This IIF staff paper evaluates the benefits as well as the associated risks of cross-border banking, with a focus on its implications for the macroeconomy and financial stability. In previous research, the IIF has shown that financial markets are experiencing increasing levels of fragmentation. Fragmentation undermines some of the progress that has been made in strengthening the resilience of the global financial system and reduces economic growth and job creation. It is therefore important and timely to re-examine the benefits and risks of cross-border banking.
Some regulators are concerned that international banking may be inherently more complex and harder to regulate than domestic banking, and a potential source of systemic risk. The complexity and risks of cross-border banking need to be understood and managed effectively. However, if these are properly managed, there is ample evidence over a long time period that the efficiency, resilience, economic and financial stability implications of cross-border banking provide significant net benefits in host and home jurisdictions alike. Specifically, cross-border banking supports international activity and capital flows, diversifies the competitive landscape in national banking systems, strengthens the resilience of banking groups through asset and liability diversification, increases economic resilience to local shocks and expands options for bank recovery and resolution.
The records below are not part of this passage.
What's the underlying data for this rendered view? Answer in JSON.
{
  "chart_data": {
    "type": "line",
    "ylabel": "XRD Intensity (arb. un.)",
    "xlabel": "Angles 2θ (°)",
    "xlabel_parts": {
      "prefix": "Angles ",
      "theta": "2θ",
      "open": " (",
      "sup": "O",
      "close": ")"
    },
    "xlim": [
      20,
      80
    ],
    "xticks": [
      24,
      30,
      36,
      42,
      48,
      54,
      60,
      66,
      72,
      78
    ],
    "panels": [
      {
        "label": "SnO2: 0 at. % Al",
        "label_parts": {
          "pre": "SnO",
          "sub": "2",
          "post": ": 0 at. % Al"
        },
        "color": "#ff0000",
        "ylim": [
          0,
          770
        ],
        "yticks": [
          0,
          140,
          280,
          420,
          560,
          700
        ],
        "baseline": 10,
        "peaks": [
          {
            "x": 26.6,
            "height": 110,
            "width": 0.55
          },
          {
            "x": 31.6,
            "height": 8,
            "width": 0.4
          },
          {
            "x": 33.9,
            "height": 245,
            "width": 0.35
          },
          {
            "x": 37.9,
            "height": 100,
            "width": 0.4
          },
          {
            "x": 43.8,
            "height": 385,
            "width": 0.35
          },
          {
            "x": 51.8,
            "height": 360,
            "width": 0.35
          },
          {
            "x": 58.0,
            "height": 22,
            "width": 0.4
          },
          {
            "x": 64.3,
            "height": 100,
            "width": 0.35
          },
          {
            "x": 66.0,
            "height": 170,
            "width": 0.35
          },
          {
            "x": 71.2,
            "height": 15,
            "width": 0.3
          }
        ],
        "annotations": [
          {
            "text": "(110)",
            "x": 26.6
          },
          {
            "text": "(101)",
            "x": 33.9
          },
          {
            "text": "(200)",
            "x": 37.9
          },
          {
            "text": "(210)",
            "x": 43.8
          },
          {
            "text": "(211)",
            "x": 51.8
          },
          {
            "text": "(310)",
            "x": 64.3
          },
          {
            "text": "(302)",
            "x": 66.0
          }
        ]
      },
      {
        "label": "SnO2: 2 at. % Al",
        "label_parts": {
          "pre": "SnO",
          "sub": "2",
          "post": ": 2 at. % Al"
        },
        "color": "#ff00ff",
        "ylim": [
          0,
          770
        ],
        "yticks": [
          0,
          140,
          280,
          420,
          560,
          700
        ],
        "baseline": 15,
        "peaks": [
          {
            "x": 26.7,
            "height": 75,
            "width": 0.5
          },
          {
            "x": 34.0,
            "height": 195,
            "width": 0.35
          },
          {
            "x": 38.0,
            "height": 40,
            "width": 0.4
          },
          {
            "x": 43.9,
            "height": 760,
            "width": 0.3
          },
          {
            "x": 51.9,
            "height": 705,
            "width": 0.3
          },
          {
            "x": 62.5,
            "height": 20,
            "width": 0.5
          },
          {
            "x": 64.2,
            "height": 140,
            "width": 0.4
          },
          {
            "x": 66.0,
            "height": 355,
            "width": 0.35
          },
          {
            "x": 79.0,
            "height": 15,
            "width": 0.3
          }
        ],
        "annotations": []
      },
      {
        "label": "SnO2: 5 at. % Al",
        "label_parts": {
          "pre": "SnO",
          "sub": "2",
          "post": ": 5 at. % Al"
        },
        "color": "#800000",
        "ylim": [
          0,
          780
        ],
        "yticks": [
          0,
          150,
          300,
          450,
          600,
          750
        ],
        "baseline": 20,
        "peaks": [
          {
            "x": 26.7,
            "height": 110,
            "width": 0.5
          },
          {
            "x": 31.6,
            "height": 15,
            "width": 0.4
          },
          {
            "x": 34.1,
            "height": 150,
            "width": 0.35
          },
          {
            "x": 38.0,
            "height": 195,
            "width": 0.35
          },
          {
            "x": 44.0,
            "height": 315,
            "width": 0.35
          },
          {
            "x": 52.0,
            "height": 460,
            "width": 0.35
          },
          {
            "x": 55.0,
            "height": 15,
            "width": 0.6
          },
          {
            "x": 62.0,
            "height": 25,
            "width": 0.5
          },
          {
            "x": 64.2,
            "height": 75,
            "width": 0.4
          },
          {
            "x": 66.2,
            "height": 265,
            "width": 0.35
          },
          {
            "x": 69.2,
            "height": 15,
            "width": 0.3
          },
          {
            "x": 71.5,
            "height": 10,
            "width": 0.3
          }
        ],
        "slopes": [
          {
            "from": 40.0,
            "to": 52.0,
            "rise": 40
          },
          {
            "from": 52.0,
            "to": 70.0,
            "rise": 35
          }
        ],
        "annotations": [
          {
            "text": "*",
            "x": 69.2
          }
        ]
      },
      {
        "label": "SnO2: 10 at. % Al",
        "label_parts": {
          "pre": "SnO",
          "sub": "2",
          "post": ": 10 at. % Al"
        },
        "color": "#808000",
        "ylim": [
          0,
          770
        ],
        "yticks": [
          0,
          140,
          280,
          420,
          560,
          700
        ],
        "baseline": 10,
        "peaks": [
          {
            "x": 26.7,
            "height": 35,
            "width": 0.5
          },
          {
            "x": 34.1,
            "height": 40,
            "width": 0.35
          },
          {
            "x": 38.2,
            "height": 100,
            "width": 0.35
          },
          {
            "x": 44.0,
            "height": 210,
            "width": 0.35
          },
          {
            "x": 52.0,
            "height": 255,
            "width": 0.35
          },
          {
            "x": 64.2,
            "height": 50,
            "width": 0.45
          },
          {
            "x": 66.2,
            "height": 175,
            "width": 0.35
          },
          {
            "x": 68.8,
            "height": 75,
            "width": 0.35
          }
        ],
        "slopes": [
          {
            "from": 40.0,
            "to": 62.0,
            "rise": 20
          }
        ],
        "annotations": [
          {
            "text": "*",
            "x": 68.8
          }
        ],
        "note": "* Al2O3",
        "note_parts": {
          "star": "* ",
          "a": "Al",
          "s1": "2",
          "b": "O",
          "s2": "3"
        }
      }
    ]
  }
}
The paper suggests several policy measures that the FSB and/or individual G20 members could take to reduce fragmentation and maximize the net benefits of cross-border banking. It is necessary to take stock and measure the degree and impact of market fragmentation over time. Further enhancing regulatory and supervisory cooperation will be key to many solutions; the paper suggests some specific ways of doing so in a credible and transparent way.
This is a follow-up to an IIF staff paper published in January 2019 on “Market Fragmentation and the Need for Regulatory Cooperation” and an IIF letter published in July 2019 to the G20, FSB and IOSCO regarding Market Fragmentation.